Adland is fast to react. A fortnight ago, POCC — a group we admire and are inspired by — called for an end to silence by agencies. Already underway were 200+ signatories on an open letter calling for action to be released in Campaign, ourselves included. By the end of that week, the letter had been dismissed as not enough.
Fast to react, slow to adapt?
Danielle Henderson spoke out against the transience of social media, of people putting up a blank square and then swiftly returning to recipe and facemask posts. Within marketing itself, the weird collision of brands and #BlackLivesMatter even reached our choice of tea. Here too lies a danger — that a box is ticked, an awards entry filled out whilst the world just moves on without foundational change. As one person said internally “It feels like everyone posted their black squares and that was enough for them!”.
Reflection is a must. Change is required.
We’ve experienced this first hand, our speed to sign the open letter enabled a moment of solidarity and agreement to act, but not properly reflect. Unclear what new actions we would take, we abstained from posting a black square. Our internal dialogue went like this: silence isn’t an option, but inauthentic bandwagoning isn’t either.
Turning towards sustainable action
In 2018, And Rising set-out a number of commitments as a newly formed B Corporation — a movement of companies that believe they must:
Be the change we want to see in the world, that all business be conducted as if people and place matter and that to do means acting on the understanding that we are dependent upon one another, responsible for each other and future generations.
Here, we recognise, revisit and own the commitments we made as a set of actions against racism specifically:
1. Continue to promote Black and Brown talent
We will keep diversity in the DNA of And Rising and seek to grow our ratios. We will continue to take a hard look at where we find our talent — beyond the ad schools and in the communities.
We will continue to support the development of young, underserved and hard-to-reach talent through existing and future partnerships.
We will continue to invest in, work for and promote our clients that positively impact the lives of non-white young people.
2. Being able to bring your ‘whole selves’ to work
We strive for an environment where people feel they can bring their whole selves — and their opinions — to work. The reality is that most business today still passively discourages this.
Partners will make sure that the way in which creative reviews work is protected and upheld. To eliminate as many of the blocks to candour as possible — fear of saying something stupid, being intimidated — whatever it is.
Giving people ‘agency within the agency’ is the lifeblood of our creative culture. When people can bring their whole selves to work, creativity is enhanced because the whole system is open to difference.
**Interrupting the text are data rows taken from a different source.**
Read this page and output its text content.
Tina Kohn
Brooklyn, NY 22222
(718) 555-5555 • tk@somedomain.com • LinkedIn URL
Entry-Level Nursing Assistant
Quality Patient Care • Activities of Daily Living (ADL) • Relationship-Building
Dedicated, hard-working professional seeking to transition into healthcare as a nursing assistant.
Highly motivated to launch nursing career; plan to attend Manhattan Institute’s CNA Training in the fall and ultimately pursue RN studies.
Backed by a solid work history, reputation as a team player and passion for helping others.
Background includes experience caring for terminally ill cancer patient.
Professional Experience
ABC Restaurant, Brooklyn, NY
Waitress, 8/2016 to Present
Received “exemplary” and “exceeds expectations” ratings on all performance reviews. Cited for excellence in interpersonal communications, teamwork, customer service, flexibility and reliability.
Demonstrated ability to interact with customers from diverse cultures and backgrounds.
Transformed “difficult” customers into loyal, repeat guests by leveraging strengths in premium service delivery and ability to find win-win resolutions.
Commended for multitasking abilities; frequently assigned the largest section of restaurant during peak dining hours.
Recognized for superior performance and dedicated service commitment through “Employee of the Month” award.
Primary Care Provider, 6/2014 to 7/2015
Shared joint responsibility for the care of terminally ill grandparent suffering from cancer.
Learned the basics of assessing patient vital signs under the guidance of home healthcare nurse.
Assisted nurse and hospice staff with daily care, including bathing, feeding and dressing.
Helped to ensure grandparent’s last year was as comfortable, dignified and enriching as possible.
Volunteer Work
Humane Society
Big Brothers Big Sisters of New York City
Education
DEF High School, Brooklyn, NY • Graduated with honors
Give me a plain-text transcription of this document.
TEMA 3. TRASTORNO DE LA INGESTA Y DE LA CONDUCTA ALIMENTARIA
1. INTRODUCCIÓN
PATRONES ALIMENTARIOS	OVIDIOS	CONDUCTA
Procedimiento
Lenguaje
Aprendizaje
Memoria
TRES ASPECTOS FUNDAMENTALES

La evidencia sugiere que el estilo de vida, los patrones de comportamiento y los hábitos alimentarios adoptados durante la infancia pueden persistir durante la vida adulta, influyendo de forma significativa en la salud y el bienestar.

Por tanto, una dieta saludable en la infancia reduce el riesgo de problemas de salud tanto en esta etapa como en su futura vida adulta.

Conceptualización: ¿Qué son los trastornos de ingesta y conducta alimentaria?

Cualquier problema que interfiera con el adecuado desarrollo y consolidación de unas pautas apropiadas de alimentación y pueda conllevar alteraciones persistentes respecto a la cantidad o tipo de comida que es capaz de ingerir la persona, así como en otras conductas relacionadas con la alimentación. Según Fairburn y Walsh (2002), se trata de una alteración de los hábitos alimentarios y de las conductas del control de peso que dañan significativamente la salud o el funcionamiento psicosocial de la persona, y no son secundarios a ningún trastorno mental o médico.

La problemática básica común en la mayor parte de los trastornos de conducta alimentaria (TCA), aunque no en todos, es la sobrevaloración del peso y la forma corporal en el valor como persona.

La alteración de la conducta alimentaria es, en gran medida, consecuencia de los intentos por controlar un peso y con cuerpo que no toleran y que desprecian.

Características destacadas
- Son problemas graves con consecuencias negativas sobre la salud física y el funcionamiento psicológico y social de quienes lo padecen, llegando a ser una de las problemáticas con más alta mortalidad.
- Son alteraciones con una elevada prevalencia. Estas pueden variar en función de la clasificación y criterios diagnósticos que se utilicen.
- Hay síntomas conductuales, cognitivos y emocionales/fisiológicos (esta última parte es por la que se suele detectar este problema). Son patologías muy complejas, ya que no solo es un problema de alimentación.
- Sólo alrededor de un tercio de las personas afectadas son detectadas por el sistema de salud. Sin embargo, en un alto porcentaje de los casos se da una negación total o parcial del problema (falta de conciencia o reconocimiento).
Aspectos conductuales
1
The process at the heart of the agency ensures that the agency is made up of different voices. Giving power to the individual voices within the agency and setting conditions where this meld can create transformative outcomes.
These commitments must be understood specifically through the lens of what people of colour experience as on-going racism, big and small. Keith A. Caver and Ancella B. Livers spell the ways in which white people and their colleagues of colour experience the workplace differently explains this comprehensively and will now form one of the required readings of our on-boarding process.
3. Representation in our work and creative output
We have measured non-white representation in our creative output in the past and will continue to do so as part of our impact reporting.
The underrepresentation of groups from BAME backgrounds in advertising causes a negative impact. So too can tokenism. There are pros and cons to applying positive discrimination in such matters — an open meritocracy, suited to the goals of any given campaign is the ideal. However, it is recognised that systemic (often unintentional) bias exists in organisations, creative departments and through the entire talent supply chain, to production companies and directors. These must be always taken into account as part of any decision making process.
We have to get this right — or we all fail. As such, we will support the use of anti-racism amendments to the industry-standard contract that tackles these issues head-on. These have been developed by Lief, capturing the thoughts of directors across the industry in the hope that “this powerful moment leads to hard commitments, and ensures it is not just performative”. Download shareable squares citing these amendments by clicking here.
Every employee is given the opportunity to take one week paid (in addition to holiday) to volunteer for the causes or initiatives they are passionate about.
We want to inspire another generation to speak up. We stand by our policy that gives employees paid time off to participate in nonviolent civil disobedience protests. They can if they wish complete protest training in advance, which we will offer at the company’s cost. If an And Rising employee is arrested during an act of nonviolent civil disobedience in support of an environmental or social justice issue And Rising will reimburse the full cost of legal and bail.
Building a sustained, changed future
It’s become clear that internally many are unaware of these commitments made, now revised. It is our duty not just to promote them, but live and breathe them. As such, these updated commitments will now form part of our employee handbook and will be measured as part of our B Corporation recertification.
The process of active change begins with ourselves — individually — living the advances we want to see. It links to the advances we want to create in the company, the industry, in business and in society at large. Then. Now. Forever.
And Rising condemns racism in all its forms and we stand in solidarity with everyone around the world doing the same.